= Fan Tsung-pei =

Taiwanese cellist and composer (1961–2026)

Fan Tsung-pei (范宗沛; 6 January 1961 – 12 February 2026) was a Taiwanese cellist and composer.

==Life and career==
Fan graduated from National Taiwan Academy of Arts and was the lead cellist of National Concert Hall Symphony Orchestra for nine years, until 1997.

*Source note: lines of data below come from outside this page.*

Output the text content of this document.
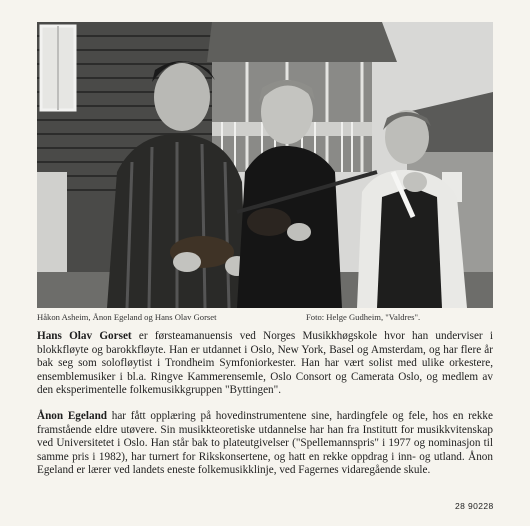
Håkon Asheim, Ånon Egeland og Hans Olav Gorset	Foto: Helge Gudheim, "Valdres".

Hans Olav Gorset er førsteamanuensis ved Norges Musikkhøgskole hvor han underviser i blokkfløyte og barokkfløyte. Han er utdannet i Oslo, New York, Basel og Amsterdam, og har flere år bak seg som solofløytist i Trondheim Symfoniorkester. Han har vært solist med ulike orkestere, ensemblemusiker i bl.a. Ringve Kammerensemle, Oslo Consort og Camerata Oslo, og medlem av den eksperimentelle folkemusikkgruppen "Byttingen".

Ånon Egeland har fått opplæring på hovedinstrumentene sine, hardingfele og fele, hos en rekke framstående eldre utøvere. Sin musikkteoretiske utdannelse har han fra Institutt for musikkvitenskap ved Universitetet i Oslo. Han står bak to plateutgivelser ("Spellemannspris" i 1977 og nominasjon til samme pris i 1982), har turnert for Rikskonsertene, og hatt en rekke oppdrag i inn- og utland. Ånon Egeland er lærer ved landets eneste folkemusikklinje, ved Fagernes vidaregående skule.

28 90228
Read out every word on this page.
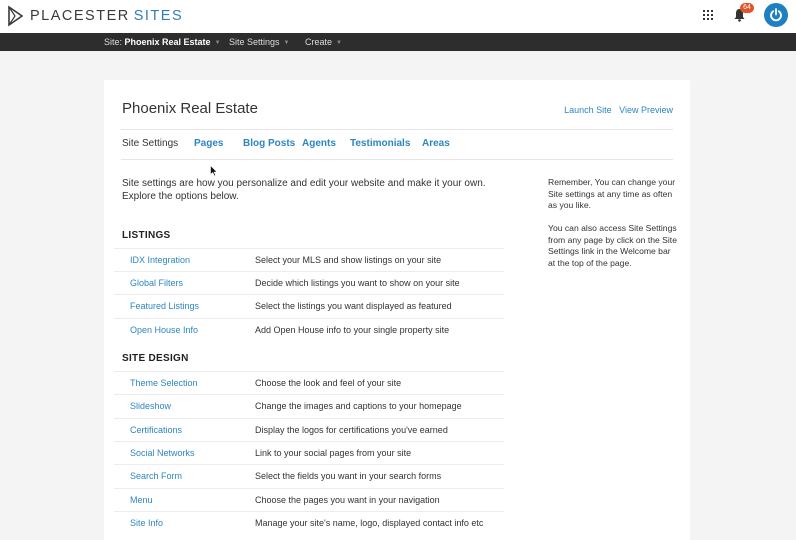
PLACESTER SITES
64
Site: Phoenix Real Estate ▼ Site Settings ▼ Create ▼
Phoenix Real Estate	Launch Site View Preview
Site Settings Pages Blog Posts Agents Testimonials Areas
Site settings are how you personalize and edit your website and make it your own. Explore the options below.
LISTINGS
IDX Integration	Select your MLS and show listings on your site
Global Filters	Decide which listings you want to show on your site
Featured Listings	Select the listings you want displayed as featured
Open House Info	Add Open House info to your single property site
SITE DESIGN
Theme Selection	Choose the look and feel of your site
Slideshow	Change the images and captions to your homepage
Certifications	Display the logos for certifications you've earned
Social Networks	Link to your social pages from your site
Search Form	Select the fields you want in your search forms
Menu	Choose the pages you want in your navigation
Site Info	Manage your site's name, logo, displayed contact info etc
Remember, You can change your Site settings at any time as often as you like.
You can also access Site Settings from any page by click on the Site Settings link in the Welcome bar at the top of the page.
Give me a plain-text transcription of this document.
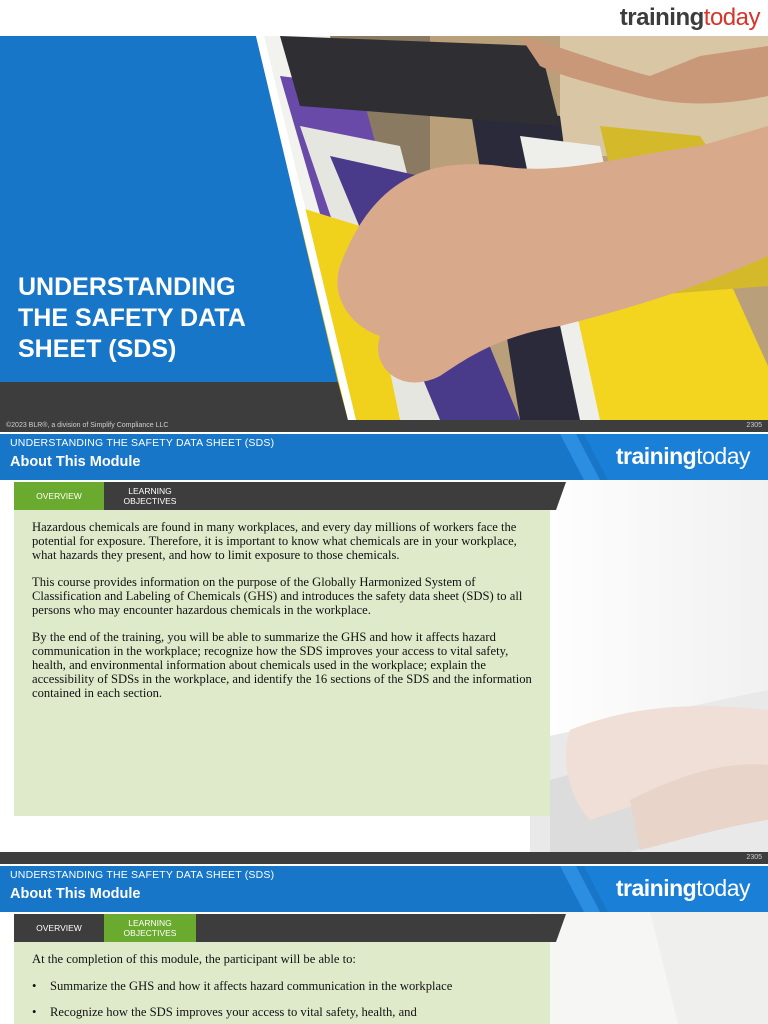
trainingtoday
UNDERSTANDING THE SAFETY DATA SHEET (SDS)
©2023 BLR®, a division of Simplify Compliance LLC	2305
UNDERSTANDING THE SAFETY DATA SHEET (SDS)
About This Module	trainingtoday
OVERVIEW	LEARNING OBJECTIVES

Hazardous chemicals are found in many workplaces, and every day millions of workers face the potential for exposure. Therefore, it is important to know what chemicals are in your workplace, what hazards they present, and how to limit exposure to those chemicals.

This course provides information on the purpose of the Globally Harmonized System of Classification and Labeling of Chemicals (GHS) and introduces the safety data sheet (SDS) to all persons who may encounter hazardous chemicals in the workplace.

By the end of the training, you will be able to summarize the GHS and how it affects hazard communication in the workplace; recognize how the SDS improves your access to vital safety, health, and environmental information about chemicals used in the workplace; explain the accessibility of SDSs in the workplace, and identify the 16 sections of the SDS and the information contained in each section.

2305
UNDERSTANDING THE SAFETY DATA SHEET (SDS)
About This Module	trainingtoday
OVERVIEW	LEARNING OBJECTIVES

At the completion of this module, the participant will be able to:

• Summarize the GHS and how it affects hazard communication in the workplace
• Recognize how the SDS improves your access to vital safety, health, and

In 1997, Fan and Lee Shou-chuan shared the Golden Horse Award for Best Original Film Score for the soundtrack to Super Citizen Ko. In that same year, Fan's Sound of Armour won the Golden Melody Award for Best Instrumental Album. The following year, Fan and Pairang Pavavaljung received the best music award at the Asia Pacific Film Festival for Connection by Fate. In 2000, Fan won his first Golden Bell Award for Formerly. He contributed to the 2002 independent film Voice of Waves, which was shortlisted for the Golden Horse Award for Best Live Action Short Film and for three prizes at the 38th Golden Bell Awards. Fan's work with Public Television Service included Once Upon a Time, Boat in a Stormy Sea and The General's Stone Tablet. For The General's Stone Tablet, Fan was nominated for the Golden Bell Award for Best Sound Effects. In 2003, Pai Hsien-yung's 1983 novel Crystal Boys was adapted for television, for which Fan won the Golden Melody Award for Best Instrumental Album.

As a solo artist, Fan's music has been published by the label Wind Music. He has performed at the Riverside Cafe and Live House, and covered the works of Teng Yu-hsien at Bopiliao Historic Block.

Fan died of a heart attack at Taipei Veterans General Hospital on 12 February 2026, at the age of 65.